If you would like to customize these scripts, you just need to change the butterfish.script_dir
plugin variable. Here's how to do this:
- First fully copy the script directory to your own path:
cp -r ~/.config/nvim/plugged/butterfish.nvim/bin/ ~/butterfish_scripts
- Now set
script_dir
in your Lua config:
butterfish.script_dir = /home/me/butterfish_scripts
- Now edit the scripts, for example
~/butterfish_scripts/fileprompt
.
- Command:
:BFPrompt <prompt>
- Arguments: Simple LLM prompt, e.g. 'a function that calculates the fibonacci sequence'
- Description: Write a prompt describing code you want, a new line will be created and code will be generated.
- Context: The current filetype is used (i.e. programming language), no other context is passed to the model.
- Command:
:BFFilePrompt <prompt>
- Arguments: Simple LLM prompt, e.g. 'a function that calculates the fibonacci sequence'
- Description: Write a prompt describing code you want, a new line will be created and code will be generated.
- Context: The content of the current file is passed to the model. If you highlight code in visual mode, the model will be told to pay special attention to it.
- Script:
fileprompt.sh
- Command:
:BFRewrite <prompt>
- Arguments: A prompt describing how to rewrite the selected code
- Description: Comments out the currently selected code and rewrites it based on a prompt.
- Context: Operates on a block of lines. The command passes the range of selected lines and user prompt to the ai model along with the full file.
- Script:
rewrite.sh
- Command:
:BFComment
- Description: Adds a comment above the current line or block explaining it.
- Context: Operates on a single or block of lines. The command passes the full code file to the model.
- Script:
comment.sh
- Command:
:BFExplain
- Description: Explains a line or block of code in detail, for example, adds a comment above each line in a block of code.
- Context: Operates on a single or block of lines. The command passes the full code file to the model.
- Script:
explain.sh
- Command:
:BFFix
- Description: Attempts to fix an LSP error on the current line. Will comment out the current line and generate a new one.
- Context: Operates on a single line, but passes the preceding and succeeding 5 lines to the model to help provide context.
- Script:
fix.sh
- Command:
:BFImplement
- Description: Like superpowered autocomplete, this attempts to complete whatever code you're writing, for example works well if you start it on a line with a function signature.
- Context: The command fetches the previous 150 lines and sends them to the ai model.
- Script:
implement.sh
- Command:
:BFQuestion
- Description: Ask a question about code within the buffer.

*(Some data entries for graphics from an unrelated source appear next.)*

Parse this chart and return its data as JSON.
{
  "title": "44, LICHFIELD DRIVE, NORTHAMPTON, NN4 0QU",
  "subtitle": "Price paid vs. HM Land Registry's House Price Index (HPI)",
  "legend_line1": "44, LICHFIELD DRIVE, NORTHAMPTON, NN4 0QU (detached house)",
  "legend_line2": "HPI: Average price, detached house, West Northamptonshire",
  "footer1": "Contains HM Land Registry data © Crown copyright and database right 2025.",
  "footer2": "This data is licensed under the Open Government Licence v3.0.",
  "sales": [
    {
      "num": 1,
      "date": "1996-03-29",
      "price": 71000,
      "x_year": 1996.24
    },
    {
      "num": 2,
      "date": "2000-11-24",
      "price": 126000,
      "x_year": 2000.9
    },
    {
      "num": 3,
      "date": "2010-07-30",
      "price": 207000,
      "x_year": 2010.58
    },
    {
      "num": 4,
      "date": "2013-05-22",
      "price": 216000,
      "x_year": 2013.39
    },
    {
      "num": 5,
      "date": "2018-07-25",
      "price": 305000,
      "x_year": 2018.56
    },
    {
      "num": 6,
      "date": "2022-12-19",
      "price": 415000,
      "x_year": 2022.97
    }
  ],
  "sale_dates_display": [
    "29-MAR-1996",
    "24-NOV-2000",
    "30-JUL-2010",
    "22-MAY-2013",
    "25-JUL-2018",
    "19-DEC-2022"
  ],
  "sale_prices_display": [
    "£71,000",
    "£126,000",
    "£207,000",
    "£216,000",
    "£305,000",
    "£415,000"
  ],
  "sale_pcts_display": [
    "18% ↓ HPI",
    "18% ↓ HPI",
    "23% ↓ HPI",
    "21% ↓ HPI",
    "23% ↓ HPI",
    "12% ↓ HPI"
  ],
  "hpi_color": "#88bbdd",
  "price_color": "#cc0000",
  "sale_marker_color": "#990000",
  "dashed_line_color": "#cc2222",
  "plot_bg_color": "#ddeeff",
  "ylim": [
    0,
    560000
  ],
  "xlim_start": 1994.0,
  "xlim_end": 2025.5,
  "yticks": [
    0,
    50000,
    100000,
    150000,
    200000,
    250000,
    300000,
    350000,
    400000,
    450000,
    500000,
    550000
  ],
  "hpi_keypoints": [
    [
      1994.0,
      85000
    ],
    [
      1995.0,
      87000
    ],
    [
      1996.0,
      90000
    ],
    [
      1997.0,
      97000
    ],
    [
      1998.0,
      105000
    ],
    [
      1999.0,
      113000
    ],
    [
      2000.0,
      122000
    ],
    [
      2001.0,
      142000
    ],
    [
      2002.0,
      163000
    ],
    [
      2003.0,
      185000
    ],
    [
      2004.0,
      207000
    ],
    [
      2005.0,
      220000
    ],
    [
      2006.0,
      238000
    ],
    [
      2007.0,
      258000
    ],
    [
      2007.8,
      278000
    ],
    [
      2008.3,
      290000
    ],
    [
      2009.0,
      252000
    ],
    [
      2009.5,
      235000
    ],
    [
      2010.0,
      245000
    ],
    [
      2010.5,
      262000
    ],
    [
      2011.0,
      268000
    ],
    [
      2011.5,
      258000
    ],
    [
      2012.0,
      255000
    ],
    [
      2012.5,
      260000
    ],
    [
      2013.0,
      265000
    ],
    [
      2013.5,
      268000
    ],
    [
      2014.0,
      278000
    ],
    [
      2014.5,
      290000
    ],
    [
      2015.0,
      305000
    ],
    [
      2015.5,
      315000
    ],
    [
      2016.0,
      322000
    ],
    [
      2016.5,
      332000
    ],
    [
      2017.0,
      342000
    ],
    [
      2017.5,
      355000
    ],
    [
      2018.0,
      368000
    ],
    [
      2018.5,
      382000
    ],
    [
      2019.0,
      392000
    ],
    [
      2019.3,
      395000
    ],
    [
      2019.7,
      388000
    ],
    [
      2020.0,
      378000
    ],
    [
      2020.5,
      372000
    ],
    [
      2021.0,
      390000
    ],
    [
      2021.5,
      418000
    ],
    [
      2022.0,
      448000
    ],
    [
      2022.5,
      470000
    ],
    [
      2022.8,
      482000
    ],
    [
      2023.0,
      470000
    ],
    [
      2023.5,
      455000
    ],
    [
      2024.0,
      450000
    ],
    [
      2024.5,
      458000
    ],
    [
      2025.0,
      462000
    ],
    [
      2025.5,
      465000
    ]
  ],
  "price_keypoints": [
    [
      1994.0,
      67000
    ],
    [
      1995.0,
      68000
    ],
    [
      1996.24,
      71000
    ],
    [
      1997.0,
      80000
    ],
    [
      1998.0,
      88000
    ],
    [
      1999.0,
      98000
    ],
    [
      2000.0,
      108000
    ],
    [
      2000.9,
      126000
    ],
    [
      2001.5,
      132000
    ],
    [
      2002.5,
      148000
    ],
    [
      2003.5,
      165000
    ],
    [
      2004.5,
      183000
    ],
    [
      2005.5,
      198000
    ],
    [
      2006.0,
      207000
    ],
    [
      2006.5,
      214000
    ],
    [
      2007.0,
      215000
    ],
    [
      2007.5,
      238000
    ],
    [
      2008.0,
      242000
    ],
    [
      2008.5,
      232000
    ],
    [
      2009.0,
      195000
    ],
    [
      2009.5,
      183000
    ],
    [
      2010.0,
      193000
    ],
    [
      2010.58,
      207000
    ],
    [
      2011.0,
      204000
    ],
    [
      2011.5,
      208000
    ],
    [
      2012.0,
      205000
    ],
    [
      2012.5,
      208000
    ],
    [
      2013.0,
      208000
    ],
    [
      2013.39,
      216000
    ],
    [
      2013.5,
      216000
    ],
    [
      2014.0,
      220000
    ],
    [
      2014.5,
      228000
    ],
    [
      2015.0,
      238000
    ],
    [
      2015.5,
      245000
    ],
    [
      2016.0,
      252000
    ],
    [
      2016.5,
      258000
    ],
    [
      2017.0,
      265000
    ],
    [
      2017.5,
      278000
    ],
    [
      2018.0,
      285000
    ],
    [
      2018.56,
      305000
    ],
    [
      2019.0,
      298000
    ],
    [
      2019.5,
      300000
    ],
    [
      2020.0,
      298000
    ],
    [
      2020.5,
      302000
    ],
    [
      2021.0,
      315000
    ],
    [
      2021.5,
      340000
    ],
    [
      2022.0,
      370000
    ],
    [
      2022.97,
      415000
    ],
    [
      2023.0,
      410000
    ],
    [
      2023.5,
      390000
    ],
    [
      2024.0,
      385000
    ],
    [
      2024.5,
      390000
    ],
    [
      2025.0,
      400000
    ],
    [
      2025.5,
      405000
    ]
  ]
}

- Context: Operates on a single line or a block of code.
- Script:
question.sh
This mode is iffy, use with caution
- Command:
:BFEdit
- Description: Calls
butterfish edit
to make multiple edits within a file. That command will pass the entire file to the model and ask the model for function calls that replace ranges of lines. This is a token-efficient way of asking for arbitrary edits, but it stretches the capabilities of even GPT-4 and isn't very reliable. - Context: Operates on a single file, passes that entire file to model.
- Script:
edit.sh
This mode is iffy, use with caution
- Command:
:BFHammer
- Description: Looks for a script called
hammer.sh
in your project directory, runs that script, uses the output withbutterfish edit
to attempt to fix build and test errors, tries 5 times. This is agentic in that it loops and can try multiple approaches, consider it unreliable. - Context: Operates on a single file.